本申请实施例公开一种电池(100)及用电设备。电池(100)包括外壳(10)、换热模组(20)以及电芯模组(30)。外壳(10)设置有容腔(11)。换热模组(20)包括第一换热组件(21),第一换热组件(21)设置于容腔(11)内。电芯模组(30)设置于容腔(11)内,电芯模组(30)包括若干电芯(31),电芯(31)与第一换热组件(21)抵接,第一换热组件(21)垂直于电芯(31)叠置的方向(X)设置。通过这种结构,使得每一电芯(31)均能与第一换热组件(21)进行热交换,从而使得电池(100)内的每一电芯(31)的温度相等,防止由于电池(100)内部的温度不均匀导致电池(100)的输出功率下降。

Description

电池及用电设备
交叉引用
本申请要求于2022年01月14日在中华人民共和国国家知识产权局提交的、申请号为202220104792.7、申请名称为“电池及用电设备”的中国专利申请的优先权,其全部内容通过引用结合在本申请中。
技术领域
本申请实施例涉及电子元件制造技术领域,特别是涉及一种电池及用电设备。
背景技术
作为交通工具的汽车,每天要排放大量的碳、氮、硫的氧化物、碳氢化合物、铅化物等多种大气污染物,是重要的大气污染发生源,对人体健康和生态环境带来严重的危害。而目前,以电能为动力的新能源汽车逐步占据汽车市场,从而缓解这些污染物对环境造成的污染。
新能源汽车为了保证其高续航能力,从而使用了能量密度较高的锂电池作为能源,锂电池是一类由锂金属或锂合金为正和/或负极材料、使用非水电解质溶液的电池。

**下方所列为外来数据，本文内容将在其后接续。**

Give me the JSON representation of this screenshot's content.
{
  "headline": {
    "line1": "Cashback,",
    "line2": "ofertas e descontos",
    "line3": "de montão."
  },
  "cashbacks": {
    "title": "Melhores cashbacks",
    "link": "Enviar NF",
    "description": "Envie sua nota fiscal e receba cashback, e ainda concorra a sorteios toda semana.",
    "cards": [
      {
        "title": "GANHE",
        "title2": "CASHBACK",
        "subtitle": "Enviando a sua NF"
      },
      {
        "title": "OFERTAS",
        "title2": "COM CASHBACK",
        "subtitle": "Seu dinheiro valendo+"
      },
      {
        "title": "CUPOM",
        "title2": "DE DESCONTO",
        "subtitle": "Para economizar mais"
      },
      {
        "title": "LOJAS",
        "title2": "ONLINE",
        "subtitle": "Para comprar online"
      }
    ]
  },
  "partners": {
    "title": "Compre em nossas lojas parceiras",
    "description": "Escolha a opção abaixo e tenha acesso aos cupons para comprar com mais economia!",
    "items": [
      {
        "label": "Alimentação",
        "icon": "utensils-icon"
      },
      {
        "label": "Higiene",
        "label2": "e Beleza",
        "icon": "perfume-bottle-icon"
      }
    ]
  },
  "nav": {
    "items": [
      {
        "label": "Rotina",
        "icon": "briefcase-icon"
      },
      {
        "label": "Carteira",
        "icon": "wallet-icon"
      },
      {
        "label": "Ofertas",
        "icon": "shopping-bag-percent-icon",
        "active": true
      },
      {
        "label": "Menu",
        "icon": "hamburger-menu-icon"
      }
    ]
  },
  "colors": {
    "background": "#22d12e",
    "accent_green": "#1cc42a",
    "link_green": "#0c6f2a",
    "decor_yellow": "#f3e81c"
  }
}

而新能源汽车作为一台载人载具,其续航能力是目前市场亟需解决的关键问题。对于新能源汽车的电池而言,温度是影响电池输出功率的一大因素,在电池使用的过程中,常需要对电池的温度进行控制,如果电池温度不均匀,则电池的功率则会降低。
技术问题
鉴于上述问题,本申请实施例旨在提供一种电池及用电设备,以改善目前电池温度不均匀,导致电池功率降低的现状。
技术解决方案
第一方面,本申请提供了一种电池,包括外壳、换热模组以及电芯模组。其中外壳设置有容腔。换热模组包括第一换热组件,第一换热组件设置于容腔内。电芯模组设置于容腔内,电芯模组包括若干电芯,电芯与第一换热组件抵接,第一换热组件垂直于电芯叠置的方向设置。
本申请实施例的技术方案中,若干电芯均收容于容腔内,将第一换热组件垂直于电芯叠置的方向设置,并且电芯与第一换热组件抵接。从而使得每一电芯均能与第一换热组件进行热交换,从而使得电池内的每一电芯的温度相等,防止由于电池内部的温度不均匀导致电池的输出功率下降。

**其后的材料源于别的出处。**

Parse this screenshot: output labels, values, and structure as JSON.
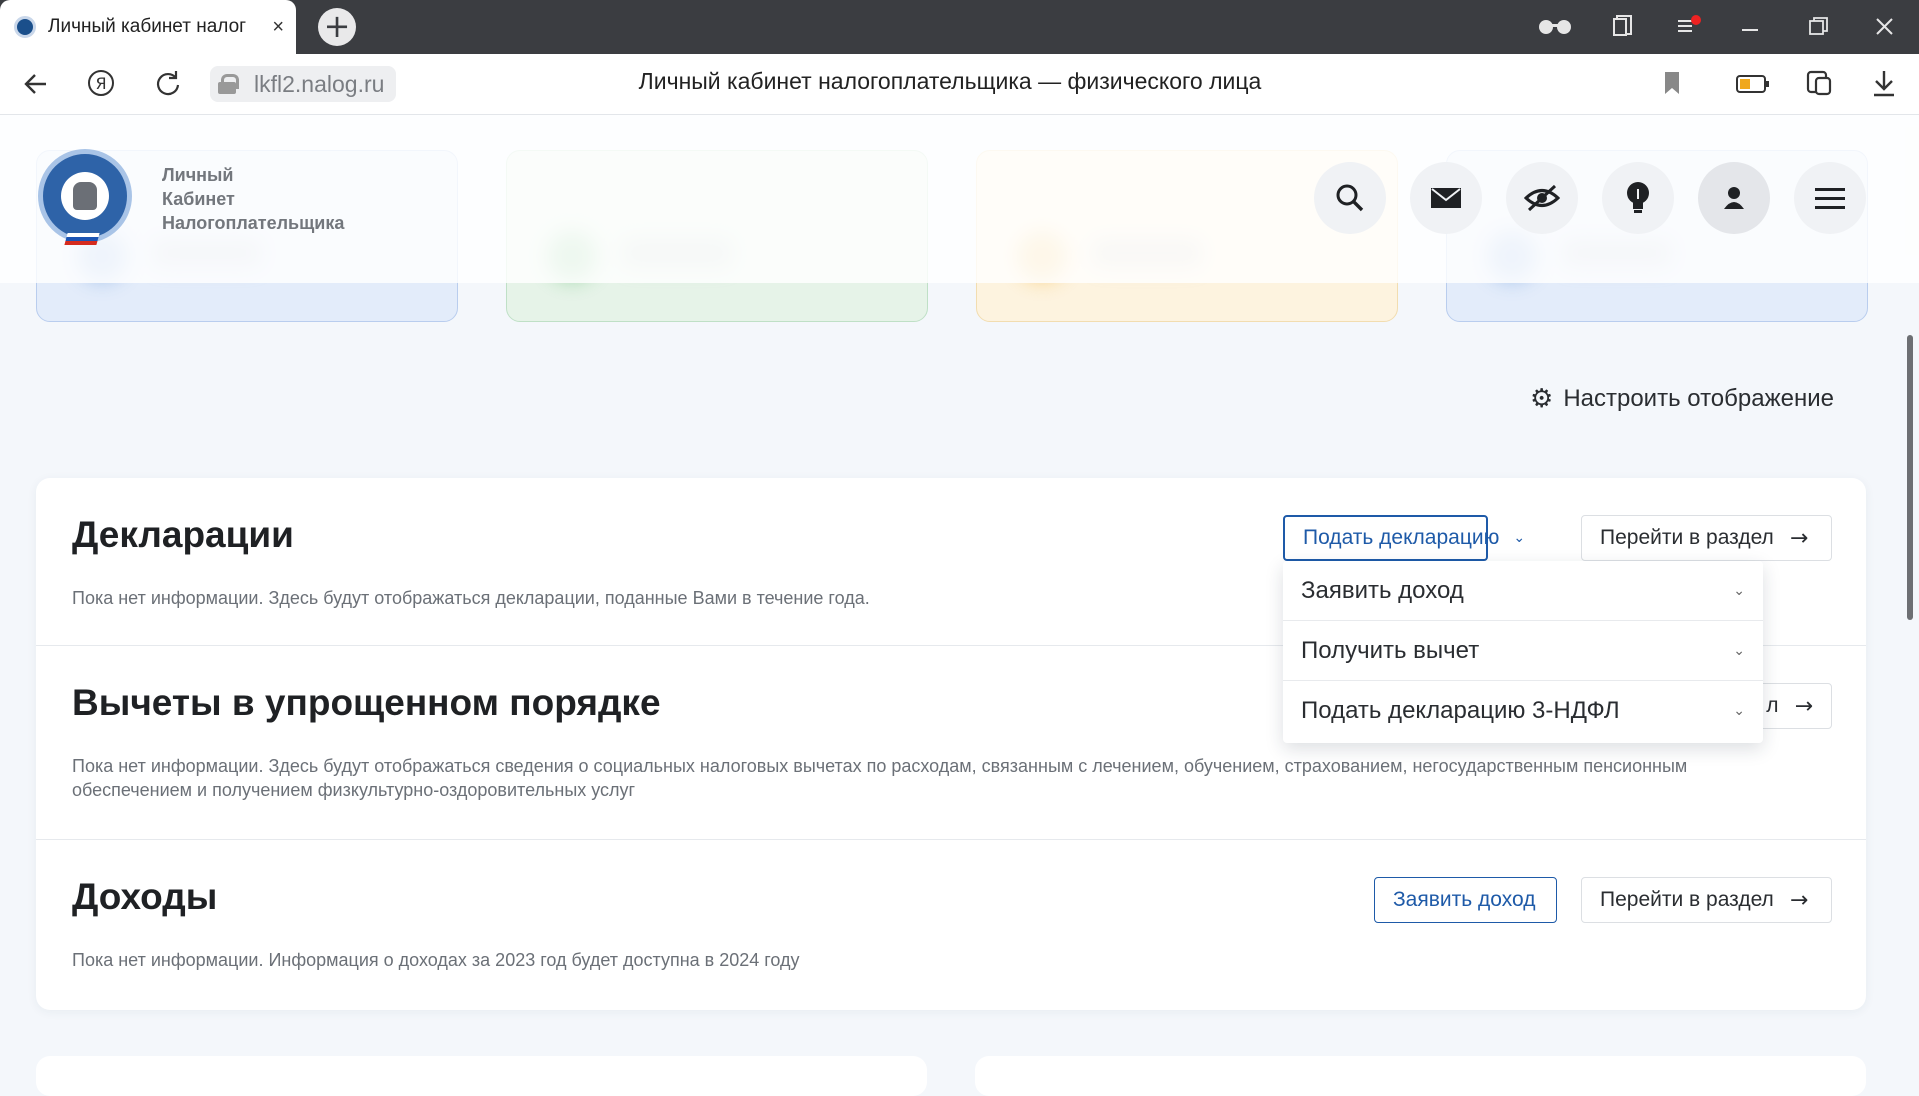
{
  "browser": {
    "tab_title": "Личный кабинет налог",
    "tab_close": "×",
    "new_tab": "+",
    "url": "lkfl2.nalog.ru",
    "page_heading": "Личный кабинет налогоплательщика — физического лица"
  },
  "header": {
    "logo_lines": [
      "Личный",
      "Кабинет",
      "Налогоплательщика"
    ],
    "icons": [
      "search-icon",
      "mail-icon",
      "visibility-off-icon",
      "lightbulb-icon",
      "user-icon",
      "menu-icon"
    ]
  },
  "settings": {
    "label": "Настроить отображение"
  },
  "sections": [
    {
      "title": "Декларации",
      "desc": "Пока нет информации. Здесь будут отображаться декларации, поданные Вами в течение года.",
      "primary_button": "Подать декларацию",
      "goto_button": "Перейти в раздел"
    },
    {
      "title": "Вычеты в упрощенном порядке",
      "desc": "Пока нет информации. Здесь будут отображаться сведения о социальных налоговых вычетах по расходам, связанным с лечением, обучением, страхованием, негосударственным пенсионным обеспечением и получением физкультурно-оздоровительных услуг",
      "goto_button_partial": "л"
    },
    {
      "title": "Доходы",
      "desc": "Пока нет информации. Информация о доходах за 2023 год будет доступна в 2024 году",
      "primary_button": "Заявить доход",
      "goto_button": "Перейти в раздел"
    }
  ],
  "dropdown": {
    "items": [
      "Заявить доход",
      "Получить вычет",
      "Подать декларацию 3-НДФЛ"
    ]
  },
  "colors": {
    "accent": "#1e5aa8",
    "tile_blue": "#e3ecfa",
    "tile_green": "#e6f3e8",
    "tile_yellow": "#fdf3df"
  }
}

在一些实施例中,若干电芯呈阵列设置,任意相邻两列电芯之间具有间隙。间隙用于供第一换热组件设置,以使任意相邻两列电芯之间温度相等。
在一些实施例中,换热模组包括连接管,连接管设置于容腔。第一换热组件包括若干散热管和换热介质,若干散热管分别与连接管连通,换热介质填充于若干散热管内,并且若干散热管间隔设置,一散热管插接于一间隙,并且散热管分别与间隙两侧的两列电芯抵接。将换热介质通过连接管,传递至各个散热管内,从而使得插接于间隙的散热管可以与电芯进行热交换,从而使得各电芯之间温度相等。
在一些实施例中,散热管包括第一壁、第二壁和第三壁,第二壁和第三壁的一端分别与第一壁连接,一散热管中的第二壁和第三壁分别抵接于对应的间隙两侧的两列电芯。通过上述设计,使得同一散热管内的第二壁和第三壁温度相等,从而使得间隙两侧的两列电芯,所进行热交换的散热管温度相等。
在一些实施例中,第二壁的另一端和第三壁的另一端连接。这种设计方式的散热管容易安装,只需将散热管安装于间隙即可。
在一些实施例中,散热管的横截面的形状为三角形,所述散热管的横截面为垂直于第二壁和第三壁的截面。从而使得散热管可以与电芯的形状匹配,增大换热面积。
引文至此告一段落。